ヘンリー・B・アイリング
大管長会第二顧問
2012年4月の末日聖徒イエス・キリスト教会の総大会で、世界中の会員が、一人の背が高くて控えめな男性の言葉に心を奪われました。彼は優しい声で、神様に「登るべき山を与えてください」と祈った時のことを語ったのです。その人こそ、ヘンリー・B・アイリング管長でした。彼は、主のために山を登るとはどういうことか、そして不満を言う代わりにその景色に対してどう感謝するかを知っている人です。
幼少期・宣教師時代・教育
1933年5月31日、ニュージャージー州プリンストンで、著名な化学者で教育者のヘンリー・アイリングと、スペンサー・W・キンボール大管長が「神ご自身によって磨かれた」と評したミルドレッド・ベニオンの間に生まれました。
「ハル」と呼ばれていた彼は、まじめで責任感の強い少年で、物理を学び、神権定員会で奉仕し、バスケットボールもしていました。大学はユタ大学に進学しましたが、途中で2年間、ニューメキシコ州で空軍に従軍し、地区宣教師としても奉仕しました。その後、1955年に物理学の学位を取得して卒業します。
父のように科学の道に進むかと思われましたが、彼自身は物理に本当の情熱を感じていないことに気づきます。父親から「何も考えなくていいときに自然と考えてしまうくらい好きなことを見つけなさい」と助言され、彼はそれを探すことにしました。その結果、ハルはハーバード大学に進学し、経営学の修士号と博士号を取得。1963年に卒業します。(本人曰く、当時はハーバードに行くことがどれほどすごいことかもよく分かっていなかったそうです。)博士課程の間、教会の召しに応じて、日曜日ごとにマサチューセッツ周辺の支部を訪れる忙しい日々を送りました。勉強時間を犠牲にする形でしたが、その経験が犠牲の大切さを教えてくれたと話し、むしろそれによって神様の祝福を多く受けたと感じているそうです。
家庭とキャリア
1962年、博士課程在学中にキャスリーン・ジョンソンとローガン神殿で結婚しました。二人は4人の息子と2人の娘を育てました。今ではみんな家庭を持っています。キャスリーンは、「どれだけ仕事や教会の責任があっても、ハルの心の中で何が一番大切かははっきりしていました。どんなに競争の激しい環境でも、家族を最優先にしていました」と語っています。

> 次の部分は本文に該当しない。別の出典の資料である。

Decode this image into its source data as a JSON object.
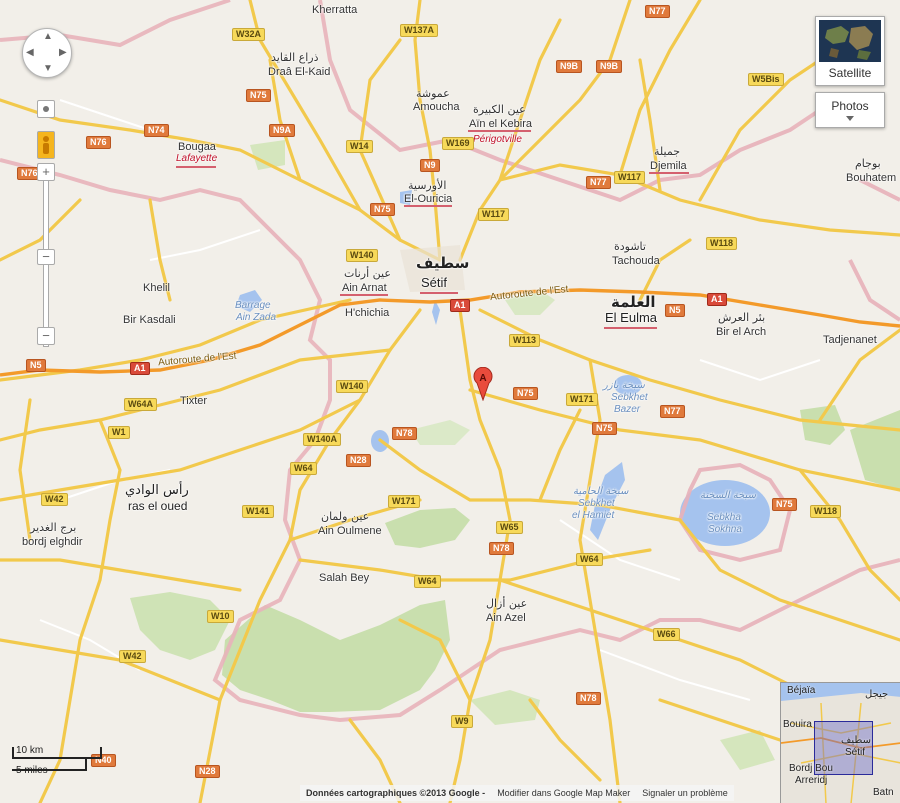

ヘンリー・B・アイリングは教えることに情熱を見出します。スタンフォード大学の経営大学院で教員として働き、終身在職権も得ていましたが、ある日キャスリーンが「もっとあなたに向いていることがあるかもしれない」と感じ、ニール・A・マクスウェル長老に連絡するよう促します。その後すぐに、アイダホ州レックスバーグのリックス・カレッジ(現在のBYUアイダホ)の学長に召されました(1971年)。都市の有名大学で安定した地位を得ていたにも関わらず、彼はその召しを祈りの末に受け入れます。さらに、南カリフォルニアの高給で名誉ある仕事のオファーを断り、6年間リックス・カレッジにとどまりました。キンボール大管長にその決断について聞かれたとき、「犠牲とは思っていませんでした」と答えたそうです。
教会での奉仕
アイリング管長は、1985年に管理ビショップリックに召され、1992年に七十人定員会、1995年に十二使徒定員会、そして2007年には大管長会に召されました。末日聖徒イエス・キリスト教会の中央幹部として、彼は人生を通じて主に仕えることに献身してきました。どんな経験も学びの機会として受け入れ、共に奉仕する人々からも学ぼうとする、謙虚な弟子であろうとしてきました。
アイリング管長は若い頃、「自分の経験は自分だけのためではない」という霊的な促しを受けました。その後何年にもわたり、彼は毎日、自分の家族の生活の中で主の御手をどのように感じたかを日記に記し、それを子どもたちの記憶に残すために記録してきました。
しかしこの促しは、それだけにとどまりませんでした。今では、彼自身の経験を通して世界中の人々に教え、励ましを与える働きをするようになったのです。彼の言葉は、霊的な洞察と優しい感情に満ちており、多くの人が心待ちにしています。